Model summary and normative application
Regulatory techniques have different effects on the transaction costs of complying parties, i.e. between shareholders, directors and executive managers in a corporation. To illustrate the differences between regulatory techniques, we use a model showing the level of regulation intensity and level of default. When the two dimensions, represented by the vertical and the horizontal axes of our model, are combined, it is possible to draw general conclusions on preferable techniques from a transaction cost perspective.
Starting with the vertical axis in Fig. 1, we integrate findings from two streams of literature. Both support a regulatory technique that corresponds to a high level of regulation intensity. First, according to the literature on rules versus standards, clear-cut rules are associated with greater predictability and therefore lower compliance costs. Hence, rules should be used to regulate frequent situations for the firm, while standards, being more flexible for changes in society, should be used mainly to regulate non-day-to-day situations. Second, in accordance with the literature on majoritarian defaults, the theory supports legislation to also cover situations, which are difficult to predict and therefore often are omitted or forgotten by actual parties. Together, these two lines of arguments compose the vital elements for corporate law to function as a standard contract. In conclusion, theory support regulatory techniques are to be placed on the upper end on the vertical axis. However, not on top, as such an all-inclusive piece of legislation would be overly costly to overview and comply with.
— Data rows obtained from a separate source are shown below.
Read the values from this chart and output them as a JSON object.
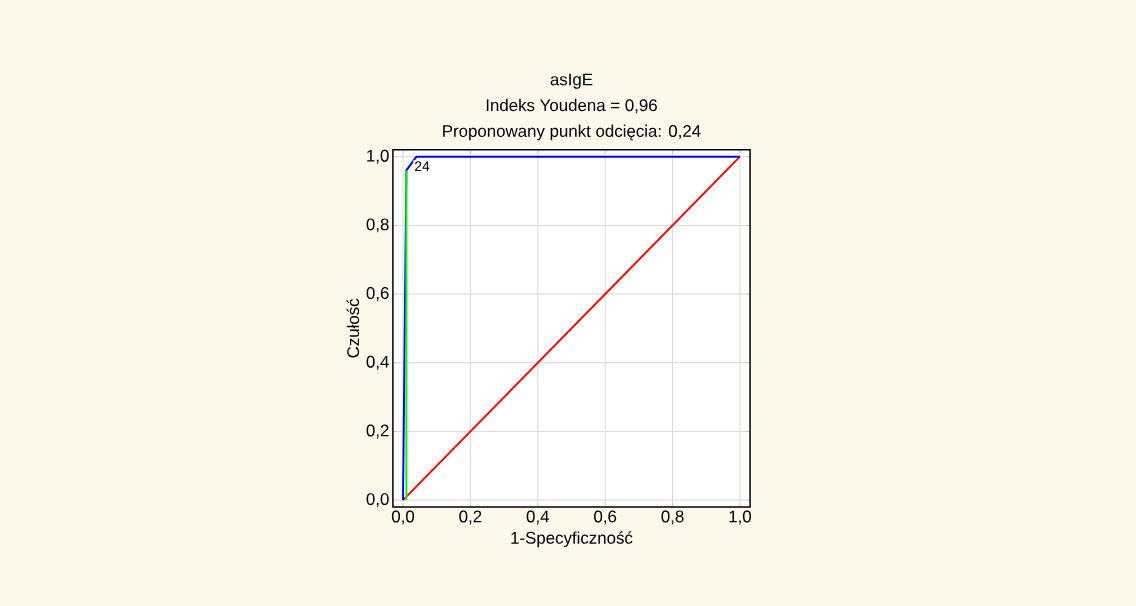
{
  "chart_data": {
    "type": "line",
    "title": "asIgE",
    "subtitle": "Indeks Youdena  = 0,96",
    "xlabel": "1-Specyficzność",
    "ylabel": "Czułość",
    "series": [
      {
        "color": "#ff0000",
        "x": [
          0,
          1
        ],
        "values": [
          0,
          1
        ]
      },
      {
        "color": "#0000ff",
        "x": [
          0,
          0.01,
          0.04,
          1
        ],
        "values": [
          0,
          0.96,
          1,
          1
        ]
      },
      {
        "color": "#00ff00",
        "x": [
          0.01,
          0.01
        ],
        "values": [
          0,
          0.96
        ]
      }
    ],
    "annotations": [
      "Proponowany punkt odcięcia: 0,24",
      {
        "text": "24",
        "x": 0.03,
        "y": 0.99
      }
    ],
    "xlim": [
      -0.03,
      1.03
    ],
    "ylim": [
      -0.02,
      1.02
    ],
    "xticks": [
      {
        "value": 0,
        "label": "0,0"
      },
      {
        "value": 0.2,
        "label": "0,2"
      },
      {
        "value": 0.4,
        "label": "0,4"
      },
      {
        "value": 0.6,
        "label": "0,6"
      },
      {
        "value": 0.8,
        "label": "0,8"
      },
      {
        "value": 1,
        "label": "1,0"
      }
    ],
    "yticks": [
      {
        "value": 0,
        "label": "0,0"
      },
      {
        "value": 0.2,
        "label": "0,2"
      },
      {
        "value": 0.4,
        "label": "0,4"
      },
      {
        "value": 0.6,
        "label": "0,6"
      },
      {
        "value": 0.8,
        "label": "0,8"
      },
      {
        "value": 1,
        "label": "1,0"
      }
    ],
    "grid": true
  }
}
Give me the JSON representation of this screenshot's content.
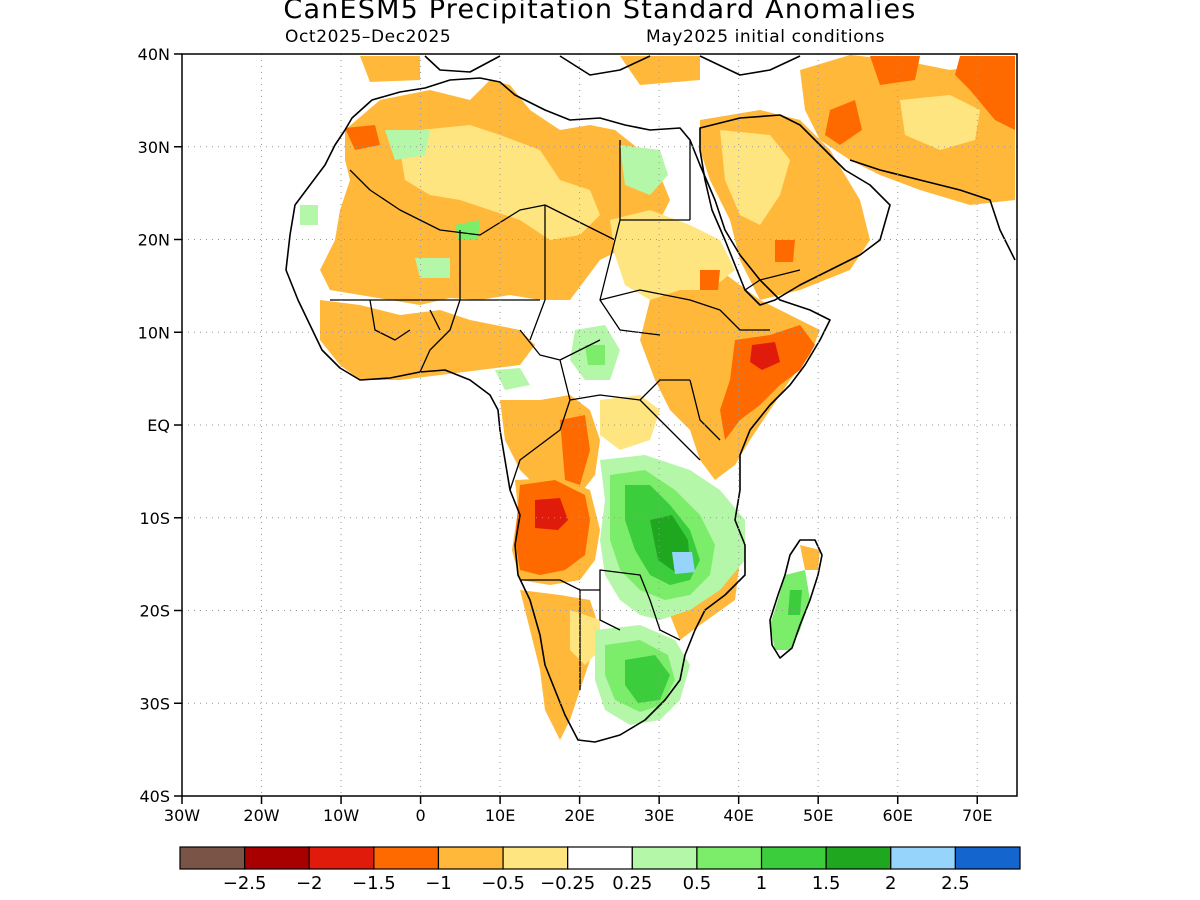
{
  "title": "CanESM5 Precipitation Standard Anomalies",
  "subtitle_left": "Oct2025–Dec2025",
  "subtitle_right": "May2025 initial conditions",
  "map": {
    "lat_labels": [
      "40N",
      "30N",
      "20N",
      "10N",
      "EQ",
      "10S",
      "20S",
      "30S",
      "40S"
    ],
    "lon_labels": [
      "30W",
      "20W",
      "10W",
      "0",
      "10E",
      "20E",
      "30E",
      "40E",
      "50E",
      "60E",
      "70E"
    ]
  },
  "colorbar": {
    "colors": [
      "#7a5547",
      "#a80000",
      "#e01b0b",
      "#ff6a00",
      "#ffb83a",
      "#ffe580",
      "#ffffff",
      "#b5f7a8",
      "#7ced6a",
      "#3ccd3c",
      "#1fa81f",
      "#96d4fb",
      "#1565cf"
    ],
    "labels": [
      "−2.5",
      "−2",
      "−1.5",
      "−1",
      "−0.5",
      "−0.25",
      "0.25",
      "0.5",
      "1",
      "1.5",
      "2",
      "2.5"
    ]
  }
}
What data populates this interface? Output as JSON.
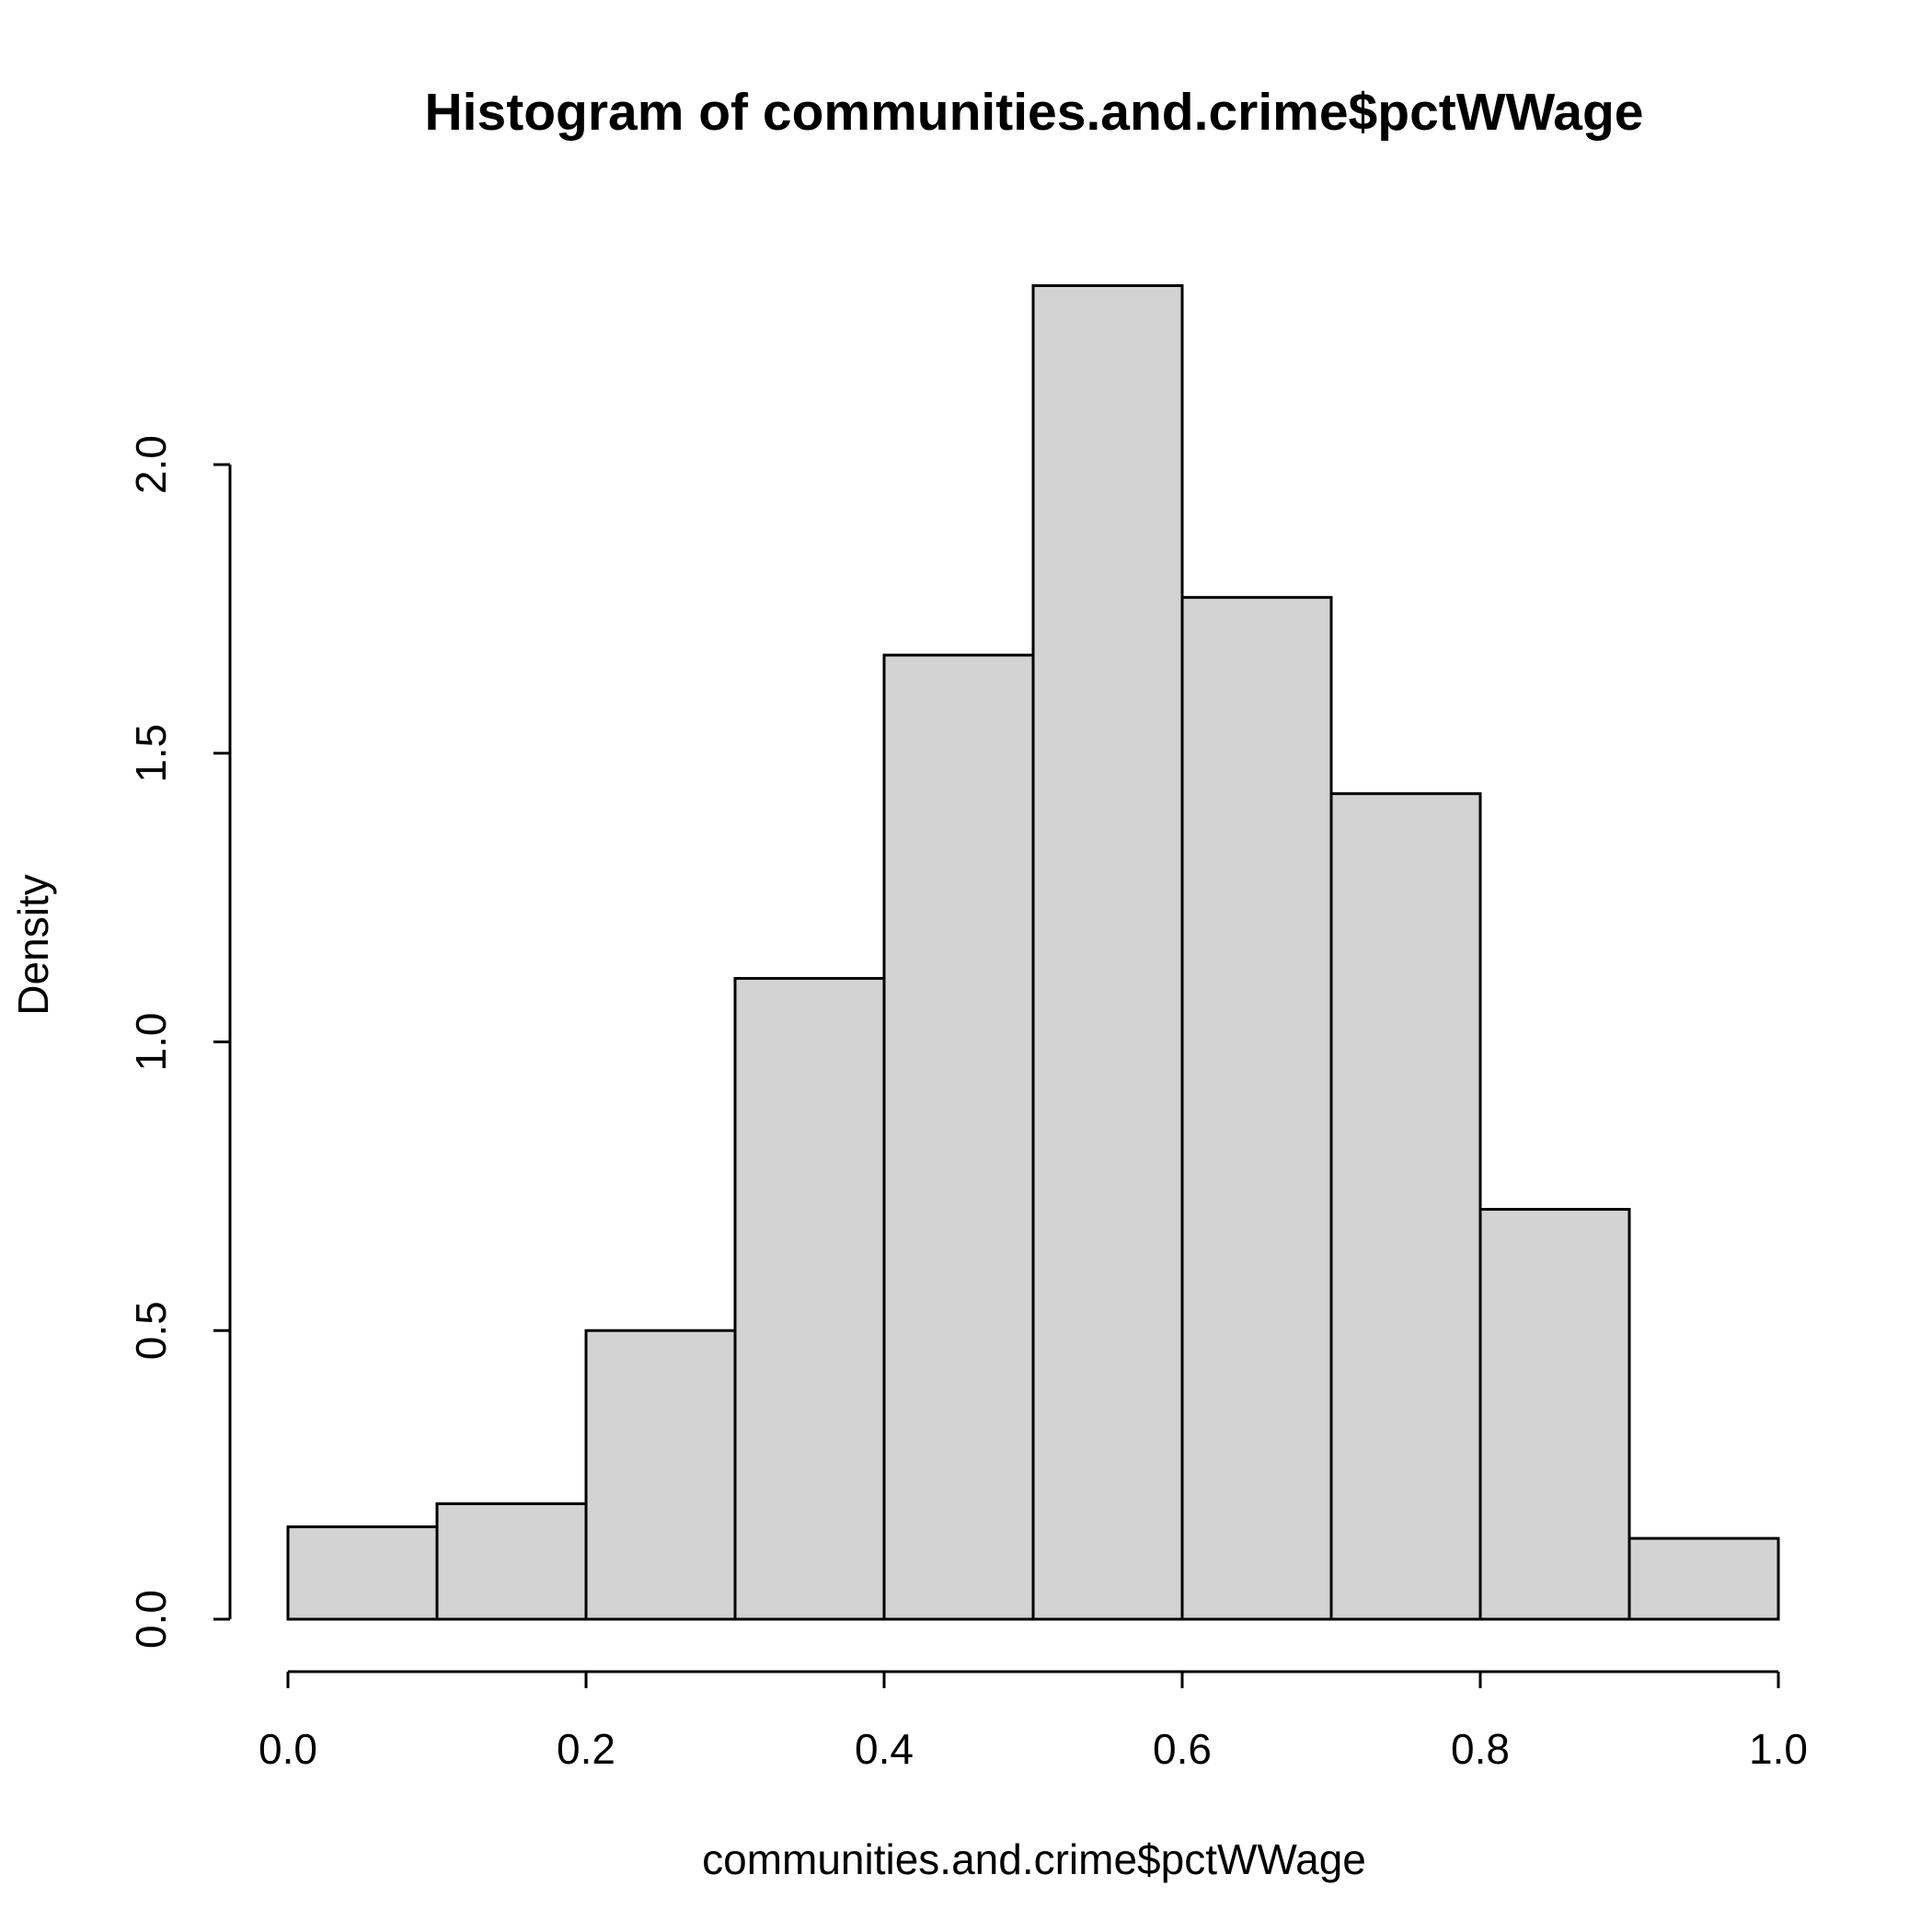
{
  "chart_data": {
    "type": "bar",
    "title": "Histogram of communities.and.crime$pctWWage",
    "xlabel": "communities.and.crime$pctWWage",
    "ylabel": "Density",
    "bins": [
      {
        "start": 0.0,
        "end": 0.1,
        "density": 0.16
      },
      {
        "start": 0.1,
        "end": 0.2,
        "density": 0.2
      },
      {
        "start": 0.2,
        "end": 0.3,
        "density": 0.5
      },
      {
        "start": 0.3,
        "end": 0.4,
        "density": 1.11
      },
      {
        "start": 0.4,
        "end": 0.5,
        "density": 1.67
      },
      {
        "start": 0.5,
        "end": 0.6,
        "density": 2.31
      },
      {
        "start": 0.6,
        "end": 0.7,
        "density": 1.77
      },
      {
        "start": 0.7,
        "end": 0.8,
        "density": 1.43
      },
      {
        "start": 0.8,
        "end": 0.9,
        "density": 0.71
      },
      {
        "start": 0.9,
        "end": 1.0,
        "density": 0.14
      }
    ],
    "xlim": [
      0.0,
      1.0
    ],
    "ylim": [
      0.0,
      2.31
    ],
    "x_ticks": [
      0.0,
      0.2,
      0.4,
      0.6,
      0.8,
      1.0
    ],
    "x_tick_labels": [
      "0.0",
      "0.2",
      "0.4",
      "0.6",
      "0.8",
      "1.0"
    ],
    "y_ticks": [
      0.0,
      0.5,
      1.0,
      1.5,
      2.0
    ],
    "y_tick_labels": [
      "0.0",
      "0.5",
      "1.0",
      "1.5",
      "2.0"
    ],
    "grid": false,
    "colors": {
      "bar_fill": "#d3d3d3",
      "bar_stroke": "#000000"
    }
  }
}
For the legislation to fulfill the function as a standard contract, the legislator must consider the heterogenic needs of firms. Hence, the legal framework cannot fit the needs of all corporations; therefore, the rules, as a starting point, should be of default character. Examining the horizontal axis in Fig. 1, a transaction cost analysis favors a level of default to the left of the center of the scale. To achieve this level of default, the legislator cannot only rely on opt-out techniques. High transaction costs often make the parties reluctant to derogate from the legal norms. Instead, the legislator should combine opt-out-regulation with opt-in alternatives, possibly combined in small menus. In the mission of lowering the parties’ transaction costs, the legislator must also acknowledge the cost of applying altering rules and recognize when default rules in reality has become mandatory due to immutable transaction costs.
In sum; the preferred area of regulation in our model, when applied to the regulation of organization and decision-taking organs, is illustrated as the shadowed area in Fig. 2.